A couple of times a month or more, Will rode Dot up to Eron’s place. “He’d catch his horse, and we’d ride all over the countryside — over to the Hot Springs, or some other interesting place, and then I’d have to ride home again. I put a lot more miles on Dot than Eron did on his horse, but Dot could travel a long way and never get tired. She had really tough feet, but Dad kept her shod during the summer when I rode her a lot. She didn’t have big feet, however. I think she wore a size 2 shoe, which was about right for her size and weight,” says Will.

Later he and his friend Eron worked for a rancher (John Long) in the Big Hole Basin (near Dillon, Montana) one summer and took Dot and Bonnie (her teammate) to snake out poles and build fence. “John had some pretty good fences, and we’d let Dot graze during the day because she couldn’t go far, but we always put her in a corral at night. If you left her out in a pasture overnight, she’d find a way to get out and start for home. She’d make a hole in about any fence or figure a way to get out,” says Will.

Charlie raised several foals from Dot, breeding her to a draft horse stallion to raise more work teams. After Will left the ranch and had his own place — a dairy farm near Gooding, Idaho — he had dairy and beef cattle and always fed them with a team in the winter. “Dad brought me two of Dot’s offspring when I was down there, a team that he broke and started. I used them for several years, and they were just as good as she was. Then I sent them back up to Dad when he needed a feed team, when his team was getting old,” says Will.

Dot was a good mother and raised some good foals, but one of them had an interesting adventure early in life. “Dad had loaned Dot to my uncle Bob, who had a little ranch 20 miles down the river from our place, about halfway between North Fork and Gibbonsville. Dot was heavy with foal at that time, and she stayed on my uncle’s place without trying to come home.

“One morning my uncle looked out the window, and Dot had a new foal. He didn’t think much about it, but midmorning he looked out again, and she and the foal were gone. She and the baby had got out of the pasture. He caught up with them at North Fork, where there used to be a building with a lawn. She was grazing on that green grass. This was in June, and the river was really high. Uncle Bob got several people to help him, and they cornered the mare and foal, right next to the river, so she couldn’t run off. She was completely blocked by people — and the river.”

So she took the foal right into the swift water. “She got that foal on the upriver side of her and reached over and grabbed him by the withers and kept him upright in all that swirling water, and the last we saw of her, she and the foal were coming out the other side. No one could get to her, over there, and it took her about 3 weeks to come home, grazing along the way,” recalls Will.

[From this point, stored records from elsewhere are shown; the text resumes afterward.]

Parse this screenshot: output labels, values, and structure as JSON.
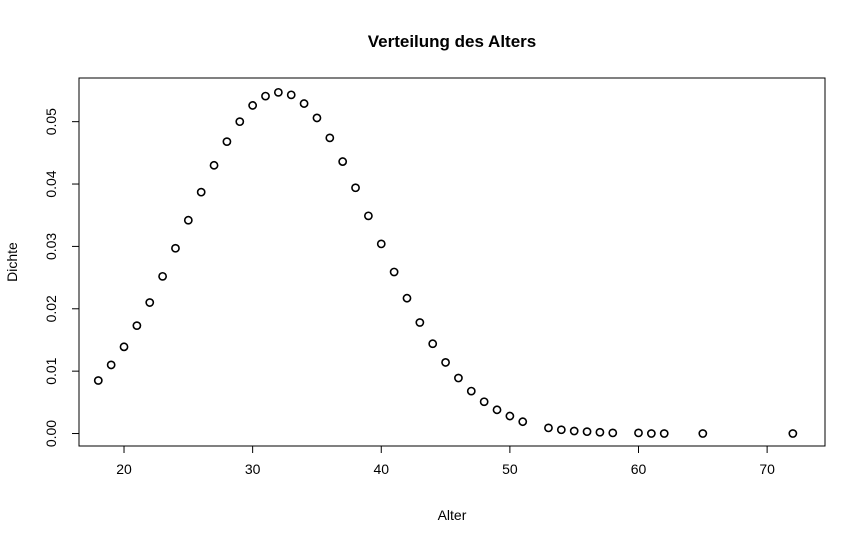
{
  "chart_data": {
    "type": "scatter",
    "title": "Verteilung des Alters",
    "xlabel": "Alter",
    "ylabel": "Dichte",
    "xlim": [
      16.5,
      74.5
    ],
    "ylim": [
      -0.002,
      0.057
    ],
    "x_ticks": [
      20,
      30,
      40,
      50,
      60,
      70
    ],
    "x_tick_labels": [
      "20",
      "30",
      "40",
      "50",
      "60",
      "70"
    ],
    "y_ticks": [
      0.0,
      0.01,
      0.02,
      0.03,
      0.04,
      0.05
    ],
    "y_tick_labels": [
      "0.00",
      "0.01",
      "0.02",
      "0.03",
      "0.04",
      "0.05"
    ],
    "grid": false,
    "marker": "open-circle",
    "color": "#000000",
    "series": [
      {
        "x": [
          18,
          19,
          20,
          21,
          22,
          23,
          24,
          25,
          26,
          27,
          28,
          29,
          30,
          31,
          32,
          33,
          34,
          35,
          36,
          37,
          38,
          39,
          40,
          41,
          42,
          43,
          44,
          45,
          46,
          47,
          48,
          49,
          50,
          51,
          53,
          54,
          55,
          56,
          57,
          58,
          60,
          61,
          62,
          65,
          72
        ],
        "y": [
          0.0085,
          0.011,
          0.0139,
          0.0173,
          0.021,
          0.0252,
          0.0297,
          0.0342,
          0.0387,
          0.043,
          0.0468,
          0.05,
          0.0526,
          0.0541,
          0.0547,
          0.0543,
          0.0529,
          0.0506,
          0.0474,
          0.0436,
          0.0394,
          0.0349,
          0.0304,
          0.0259,
          0.0217,
          0.0178,
          0.0144,
          0.0114,
          0.0089,
          0.0068,
          0.0051,
          0.0038,
          0.0028,
          0.0019,
          0.0009,
          0.0006,
          0.0004,
          0.0003,
          0.0002,
          0.0001,
          0.0001,
          0.0,
          0.0,
          0.0,
          0.0
        ]
      }
    ]
  }
}
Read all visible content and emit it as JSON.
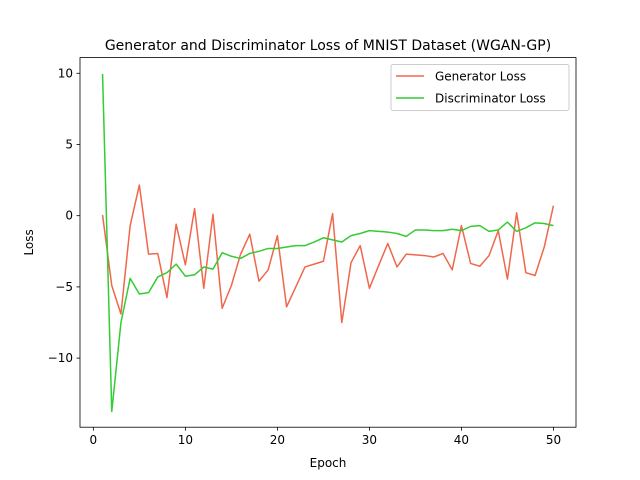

“The grass was good, and she knew that nobody could catch up with her over there. She just grazed her way home, with that baby. You could ford the river in high water, if you were riding Dot, because she was a good swimmer and could always get you to the other side,” says Will. “That mare always wanted to be home. She was better than a homing pigeon for coming home.”

The many family stories about Old Dot will live forever in the memories of Charlie’s kids and grandkids.

Heather Smith Thomas raises horses and cattle on her family ranch in Salmon, Idaho. She writes for numerous horse magazines and is the author of several books on horses and cattle farming, including Storey’s Guide to Raising Horses, Storey's Guide to Training Horses, Stable Smarts, The Horse Conformation Handbook, Your Calf, Getting Started with Beef and Dairy Cattle, Storey's Guide to Raising Beef Cattle, Essential Guide to Calving, and The Cattle Health Handbook.